RE: Summary of bidi discussion with Social Web WG

Hi Richard,

I put a summary into the open issue in their github and I have to admit to being confused.

One of the things I pointed out in my summary is that this conversation is not consistent with the items being discussed. The fields in question are 'processingLanguage' and 'textDirection' attributes in the ActivityStreams spec. Those attributes relate to *external* files, including text files, rather than to text contained in the actual annotation. My confusion is that there are actually votes to close the issue based on my summary... but the discussion you encountered had nothing to do with external resources/files.

I do agree that natural language text inside an annotation also needs language and base direction properties, of course. The problem that JSON doesn't provide content metadata for natural language strings (and thus document formats based on JSON have to define and provide this as [frequently quite ugly] additional attributes or extensions) is a real one. Many implementations have to deal with this or with the poor results that obtain when you don't have this information.

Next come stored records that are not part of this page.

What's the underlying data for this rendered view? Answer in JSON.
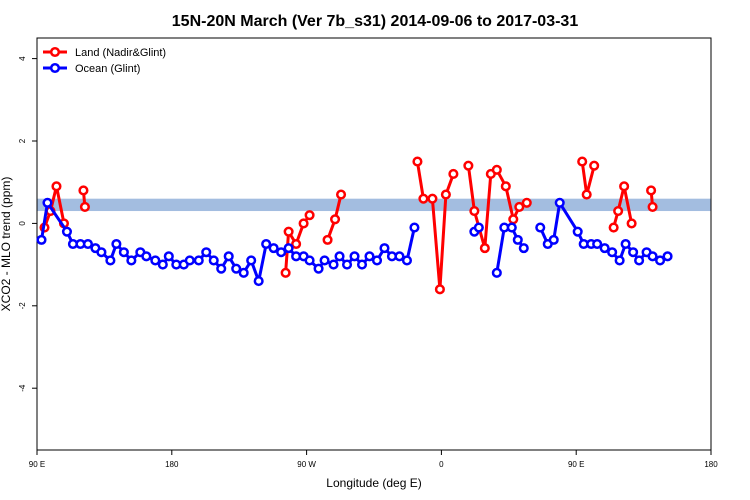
{
  "chart_data": {
    "type": "line",
    "title": "15N-20N March (Ver 7b_s31)   2014-09-06 to 2017-03-31",
    "xlabel": "Longitude (deg E)",
    "ylabel": "XCO2 - MLO trend (ppm)",
    "xlim": [
      90,
      540
    ],
    "ylim": [
      -5.5,
      4.5
    ],
    "xticks": [
      {
        "value": 90,
        "label": "90 E"
      },
      {
        "value": 180,
        "label": "180"
      },
      {
        "value": 270,
        "label": "90 W"
      },
      {
        "value": 360,
        "label": "0"
      },
      {
        "value": 450,
        "label": "90 E"
      },
      {
        "value": 540,
        "label": "180"
      }
    ],
    "yticks": [
      -4,
      -2,
      0,
      2,
      4
    ],
    "legend": "top-left",
    "band": {
      "range": [
        0.3,
        0.6
      ],
      "color": "#a3bde0"
    },
    "series": [
      {
        "name": "Land (Nadir&Glint)",
        "color": "#ff0000",
        "x": [
          95,
          99,
          103,
          108,
          null,
          121,
          122,
          null,
          256,
          258,
          263,
          268,
          272,
          null,
          284,
          289,
          293,
          null,
          344,
          348,
          354,
          359,
          363,
          368,
          null,
          378,
          382,
          389,
          393,
          397,
          403,
          408,
          412,
          417,
          null,
          454,
          457,
          462,
          null,
          475,
          478,
          482,
          487,
          null,
          500,
          501
        ],
        "values": [
          -0.1,
          0.3,
          0.9,
          0.0,
          null,
          0.8,
          0.4,
          null,
          -1.2,
          -0.2,
          -0.5,
          0.0,
          0.2,
          null,
          -0.4,
          0.1,
          0.7,
          null,
          1.5,
          0.6,
          0.6,
          -1.6,
          0.7,
          1.2,
          null,
          1.4,
          0.3,
          -0.6,
          1.2,
          1.3,
          0.9,
          0.1,
          0.4,
          0.5,
          null,
          1.5,
          0.7,
          1.4,
          null,
          -0.1,
          0.3,
          0.9,
          0.0,
          null,
          0.8,
          0.4
        ]
      },
      {
        "name": "Ocean (Glint)",
        "color": "#0000ff",
        "x": [
          93,
          97,
          110,
          114,
          119,
          124,
          129,
          133,
          139,
          143,
          148,
          153,
          159,
          163,
          169,
          174,
          178,
          183,
          188,
          192,
          198,
          203,
          208,
          213,
          218,
          223,
          228,
          233,
          238,
          243,
          248,
          253,
          258,
          263,
          268,
          272,
          278,
          282,
          288,
          292,
          297,
          302,
          307,
          312,
          317,
          322,
          327,
          332,
          337,
          342,
          null,
          382,
          385,
          null,
          397,
          402,
          407,
          411,
          415,
          null,
          426,
          431,
          435,
          439,
          451,
          455,
          460,
          464,
          469,
          474,
          479,
          483,
          488,
          492,
          497,
          501,
          506,
          511
        ],
        "values": [
          -0.4,
          0.5,
          -0.2,
          -0.5,
          -0.5,
          -0.5,
          -0.6,
          -0.7,
          -0.9,
          -0.5,
          -0.7,
          -0.9,
          -0.7,
          -0.8,
          -0.9,
          -1.0,
          -0.8,
          -1.0,
          -1.0,
          -0.9,
          -0.9,
          -0.7,
          -0.9,
          -1.1,
          -0.8,
          -1.1,
          -1.2,
          -0.9,
          -1.4,
          -0.5,
          -0.6,
          -0.7,
          -0.6,
          -0.8,
          -0.8,
          -0.9,
          -1.1,
          -0.9,
          -1.0,
          -0.8,
          -1.0,
          -0.8,
          -1.0,
          -0.8,
          -0.9,
          -0.6,
          -0.8,
          -0.8,
          -0.9,
          -0.1,
          null,
          -0.2,
          -0.1,
          null,
          -1.2,
          -0.1,
          -0.1,
          -0.4,
          -0.6,
          null,
          -0.1,
          -0.5,
          -0.4,
          0.5,
          -0.2,
          -0.5,
          -0.5,
          -0.5,
          -0.6,
          -0.7,
          -0.9,
          -0.5,
          -0.7,
          -0.9,
          -0.7,
          -0.8,
          -0.9,
          -0.8
        ]
      }
    ]
  }
}
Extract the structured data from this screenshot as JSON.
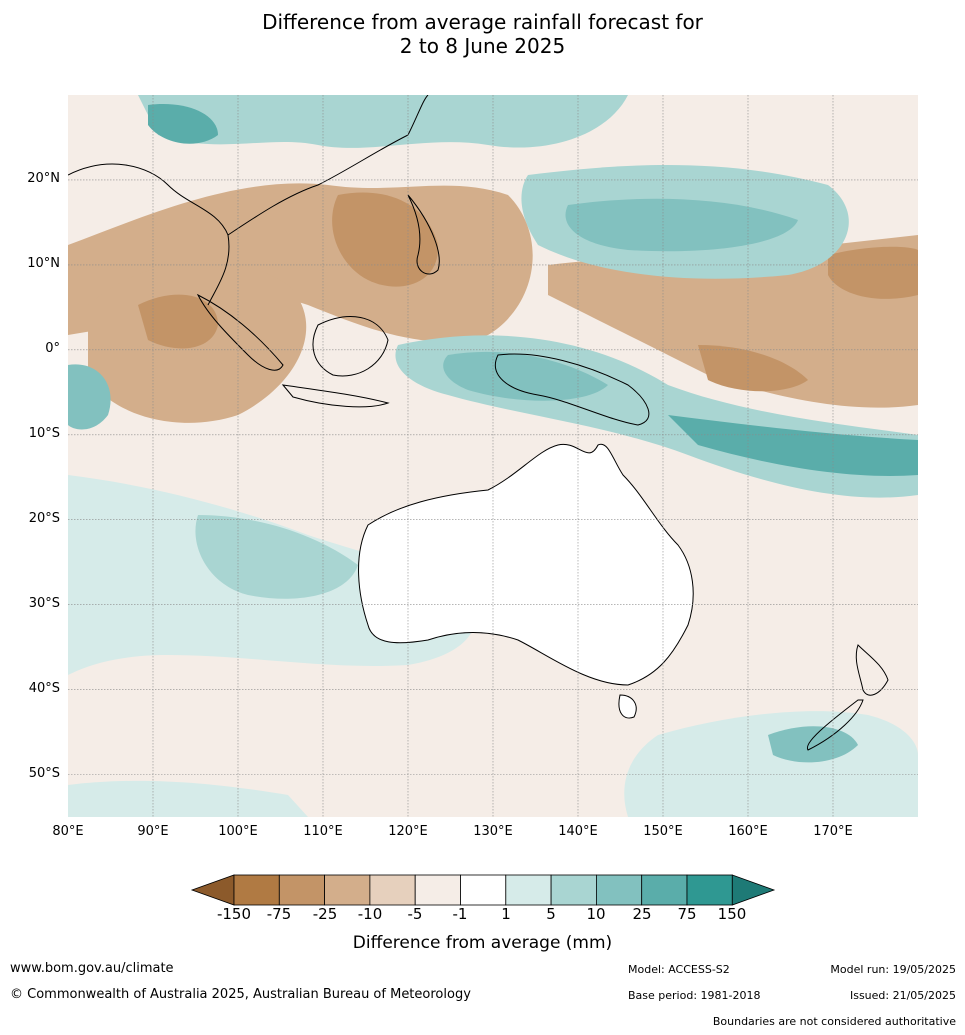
{
  "title": {
    "line1": "Difference from average rainfall forecast for",
    "line2": "2 to 8 June 2025"
  },
  "map": {
    "lon_range": [
      80,
      180
    ],
    "lat_range": [
      -55,
      30
    ],
    "lat_labels": [
      "20°N",
      "10°N",
      "0°",
      "10°S",
      "20°S",
      "30°S",
      "40°S",
      "50°S"
    ],
    "lat_values": [
      20,
      10,
      0,
      -10,
      -20,
      -30,
      -40,
      -50
    ],
    "lon_labels": [
      "80°E",
      "90°E",
      "100°E",
      "110°E",
      "120°E",
      "130°E",
      "140°E",
      "150°E",
      "160°E",
      "170°E"
    ],
    "lon_values": [
      80,
      90,
      100,
      110,
      120,
      130,
      140,
      150,
      160,
      170
    ]
  },
  "colorbar": {
    "ticks": [
      "-150",
      "-75",
      "-25",
      "-10",
      "-5",
      "-1",
      "1",
      "5",
      "10",
      "25",
      "75",
      "150"
    ],
    "colors": [
      "#8c5a2b",
      "#b07a43",
      "#c39467",
      "#d3ae8b",
      "#e6d0bd",
      "#f5ede7",
      "#ffffff",
      "#d6ebe9",
      "#a9d5d2",
      "#82c1bf",
      "#5aadaa",
      "#2f9892",
      "#1e7a76"
    ],
    "label": "Difference from average (mm)"
  },
  "footer": {
    "website": "www.bom.gov.au/climate",
    "copyright": "© Commonwealth of Australia 2025, Australian Bureau of Meteorology",
    "model": "Model: ACCESS-S2",
    "model_run": "Model run: 19/05/2025",
    "base_period": "Base period: 1981-2018",
    "issued": "Issued: 21/05/2025",
    "boundaries": "Boundaries are not considered authoritative"
  }
}
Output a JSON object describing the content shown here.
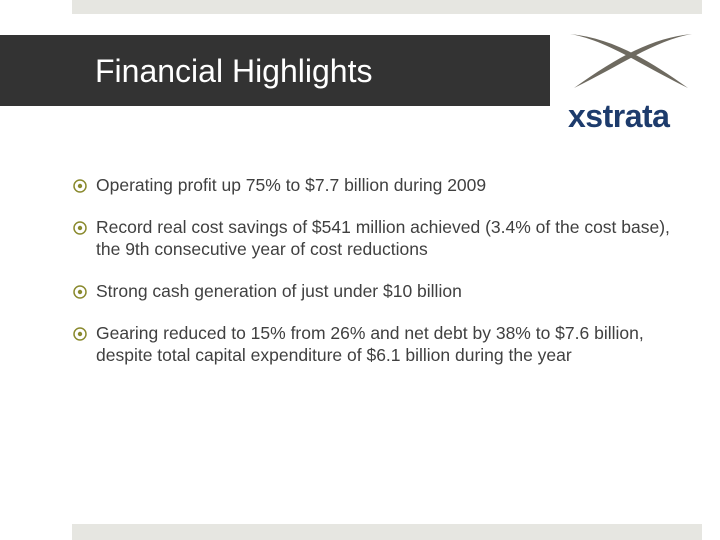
{
  "slide": {
    "title": "Financial Highlights"
  },
  "logo": {
    "text": "xstrata",
    "mark_color": "#6e6a60",
    "text_color": "#1d3b6c"
  },
  "bullets": [
    {
      "icon": "target-bullet-icon",
      "text": "Operating profit up 75% to $7.7 billion during 2009"
    },
    {
      "icon": "target-bullet-icon",
      "text": "Record real cost savings of $541 million achieved (3.4% of the cost base), the 9th consecutive year of cost reductions"
    },
    {
      "icon": "target-bullet-icon",
      "text": "Strong cash generation of just under $10 billion"
    },
    {
      "icon": "target-bullet-icon",
      "text": "Gearing reduced to 15% from 26% and net debt by 38% to $7.6 billion, despite total capital expenditure of $6.1 billion during the year"
    }
  ],
  "colors": {
    "title_band": "#333333",
    "accent_bars": "#e6e6e1",
    "bullet_icon": "#8a8a2e",
    "body_text": "#404040"
  }
}
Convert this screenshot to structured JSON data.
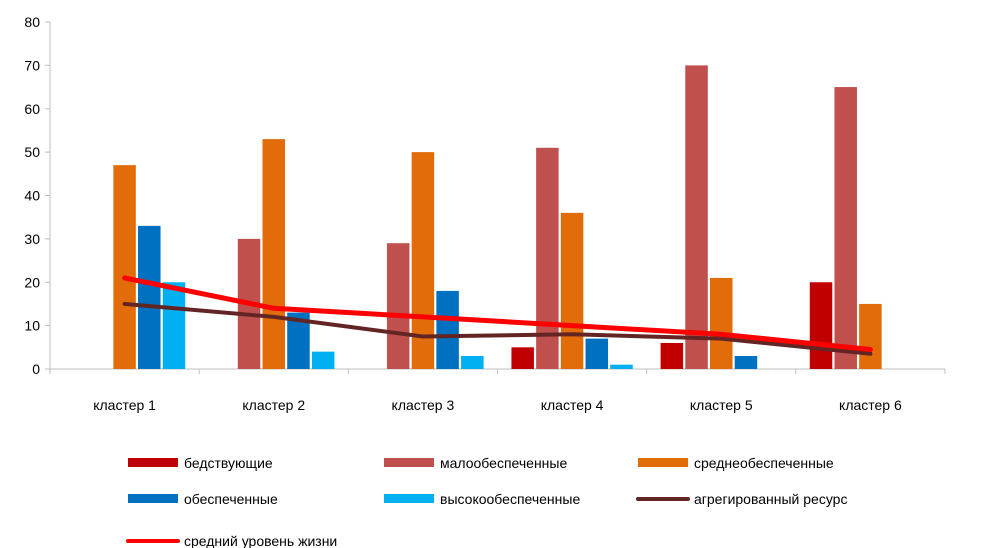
{
  "chart_data": {
    "type": "bar",
    "categories": [
      "кластер 1",
      "кластер 2",
      "кластер 3",
      "кластер 4",
      "кластер 5",
      "кластер 6"
    ],
    "ylim": [
      0,
      80
    ],
    "yticks": [
      0,
      10,
      20,
      30,
      40,
      50,
      60,
      70,
      80
    ],
    "grid": false,
    "legend_position": "bottom",
    "bar_series": [
      {
        "name": "бедствующие",
        "color": "#C00000",
        "values": [
          0,
          0,
          0,
          5,
          6,
          20
        ]
      },
      {
        "name": "малообеспеченные",
        "color": "#C0504D",
        "values": [
          0,
          30,
          29,
          51,
          70,
          65
        ]
      },
      {
        "name": "среднеобеспеченные",
        "color": "#E36C0A",
        "values": [
          47,
          53,
          50,
          36,
          21,
          15
        ]
      },
      {
        "name": "обеспеченные",
        "color": "#0070C0",
        "values": [
          33,
          13,
          18,
          7,
          3,
          0
        ]
      },
      {
        "name": "высокообеспеченные",
        "color": "#00B0F0",
        "values": [
          20,
          4,
          3,
          1,
          0,
          0
        ]
      }
    ],
    "line_series": [
      {
        "name": "агрегированный ресурс",
        "color": "#632523",
        "values": [
          15,
          12,
          7.5,
          8,
          7,
          3.5
        ]
      },
      {
        "name": "средний уровень жизни",
        "color": "#FF0000",
        "values": [
          21,
          14,
          12,
          10,
          8,
          4.5
        ]
      }
    ]
  }
}
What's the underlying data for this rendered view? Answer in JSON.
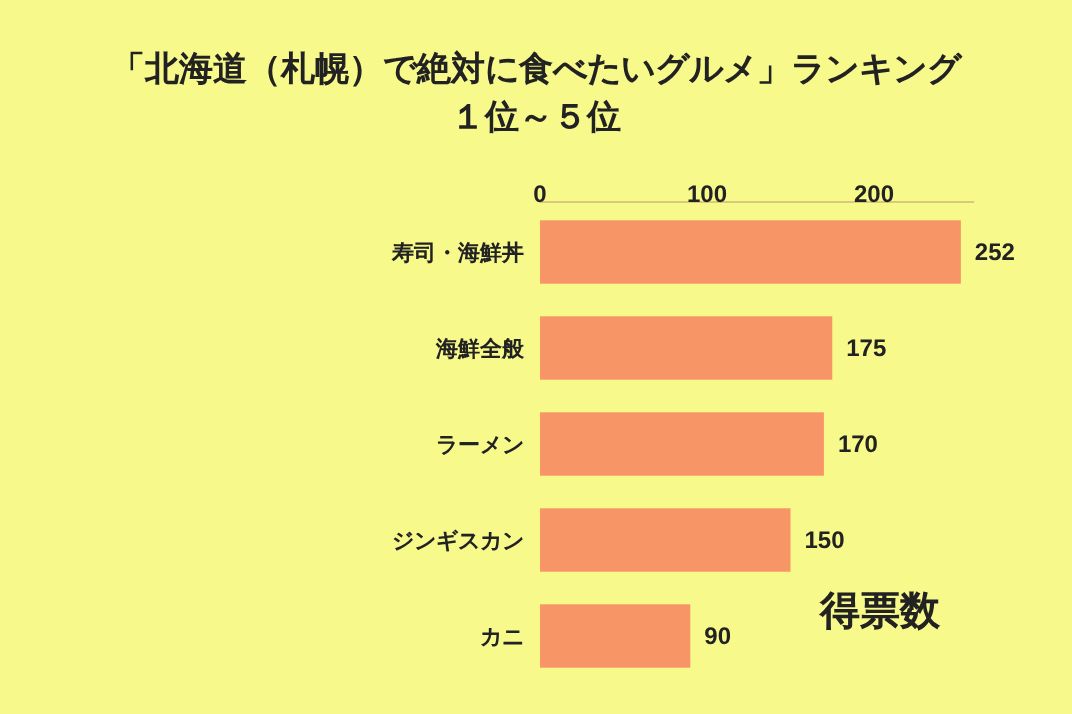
{
  "chart_data": {
    "type": "bar",
    "orientation": "horizontal",
    "title": "「北海道（札幌）で絶対に食べたいグルメ」ランキング",
    "subtitle": "１位～５位",
    "xlabel": "得票数",
    "categories": [
      "寿司・海鮮丼",
      "海鮮全般",
      "ラーメン",
      "ジンギスカン",
      "カニ"
    ],
    "values": [
      252,
      175,
      170,
      150,
      90
    ],
    "color": "#f79566",
    "xlim": [
      0,
      260
    ],
    "xticks": [
      0,
      100,
      200
    ],
    "data_labels": true
  }
}
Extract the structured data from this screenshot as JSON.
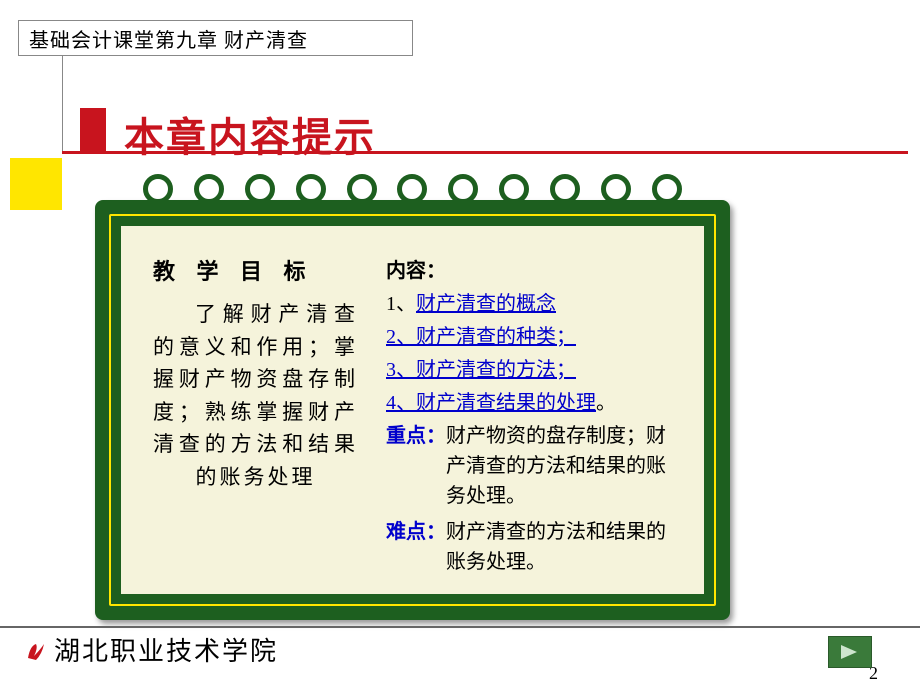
{
  "header": {
    "breadcrumb": "基础会计课堂第九章 财产清查"
  },
  "section": {
    "title": "本章内容提示"
  },
  "colors": {
    "accent_red": "#c8141e",
    "accent_yellow": "#ffe600",
    "notebook_green": "#1d5f1f",
    "paper": "#f5f3db",
    "link_blue": "#0000cc"
  },
  "notebook": {
    "left": {
      "heading": "教 学 目 标",
      "body": "了解财产清查的意义和作用；掌握财产物资盘存制度；熟练掌握财产清查的方法和结果的账务处理"
    },
    "right": {
      "content_label": "内容：",
      "items": [
        {
          "num": "1、",
          "text": "财产清查的概念",
          "tail": ""
        },
        {
          "num": "2、",
          "text": "财产清查的种类；",
          "tail": ""
        },
        {
          "num": "3、",
          "text": "财产清查的方法；",
          "tail": ""
        },
        {
          "num": "4、",
          "text": "财产清查结果的处理",
          "tail": "。"
        }
      ],
      "keypoint": {
        "label": "重点：",
        "text": "财产物资的盘存制度；财产清查的方法和结果的账务处理。"
      },
      "difficulty": {
        "label": "难点：",
        "text": "财产清查的方法和结果的账务处理。"
      }
    },
    "ring_count": 11
  },
  "footer": {
    "school": "湖北职业技术学院",
    "page_number": "2",
    "nav_next": "next"
  }
}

First strong is certainly better than no analysis for bidi. Statistical detection of language is better than no language information. But not building capabilities into document formats because algorithms like this "are better than nothing" is about like saying "there are ways to transcribe all scripts into the Latin script, so Unicode support is unnecessary". We don't really want a "separate direction property", but we do need direction (and language) metadata for natural language content in document formats (including JSON-based ones) lest we institutionalize a crappy experience.

My 2p.

Addison

Addison Phillips
Principal SDE, I18N Architect (Amazon)
Chair (W3C I18N WG)

Internationalization is not a feature.
It is an architecture.




> -----Original Message-----
> From: ishida@w3.org [mailto:ishida@w3.org]
> Sent: Wednesday, August 03, 2016 4:43 AM
> To: public-i18n-core@w3.org; public-i18n-bidi@w3.org
> Subject: Summary of bidi discussion with Social Web WG
> 
> In preparation for the discussion tomorrow (Thursday) during the i18n
> telecon, here are the minutes of the discussion held yesterday (Tuesday)
> with the Social Web group.
> 
> https://www.w3.org/2016/08/02-social-minutes.html#item07

> 
> I wasn't invited to speak until 5 minutes before the end, and the discussion
> wasn't as productive as i hoped.  A lot of the feedback centred around dislike
> of the idea of using a separate direction property to set the default base
> direction (which actually i wasn't recommending, it was just one possibility on
> the table).  There was strong preference for first-strong detection coupled
> with Unicode control codes for problem cases for plain text strings (eg.
> name), and presumably first-strong detection for default paragraph direction
> when using markup (i guess in the absence of markup to the contrary, but
> that wasn't discussed).  Grounds for pushback mainly centred on the
> supposition that there are no APIs out there that do that.
> 
> So a key question for Thursday is whether anyone sees any advantages in
> using a separate direction property.  Would first-strong detection coupled
> with control code/markup for tricky cases be sufficient?  To my mind, this
> may be ok for plain text, although there appears to be a problem that people
> can often not access the control codes (and when they can, not easily).  That
> may need fixes to keyboards, however, rather than to the model.
> 
> For marked up text, i suspect that the spec needs to be a little more careful
> in the way it indicates how the default direction should be established for
> paragraphs.  If the paragraph starts with <p dir="rtl"> then first-strong should
> be not used.
> 
> Btw, i put together some tests for Twitter and Facebook that look at various
> problem situations and show the results.  See https://github.com/w3c/i18n-

> activity/wiki/Bidi-handling-in-Facebook-and-Twitter
> 
> ri
> 
> 
> 
> 

Received on Wednesday, 3 August 2016 23:28:18 UTC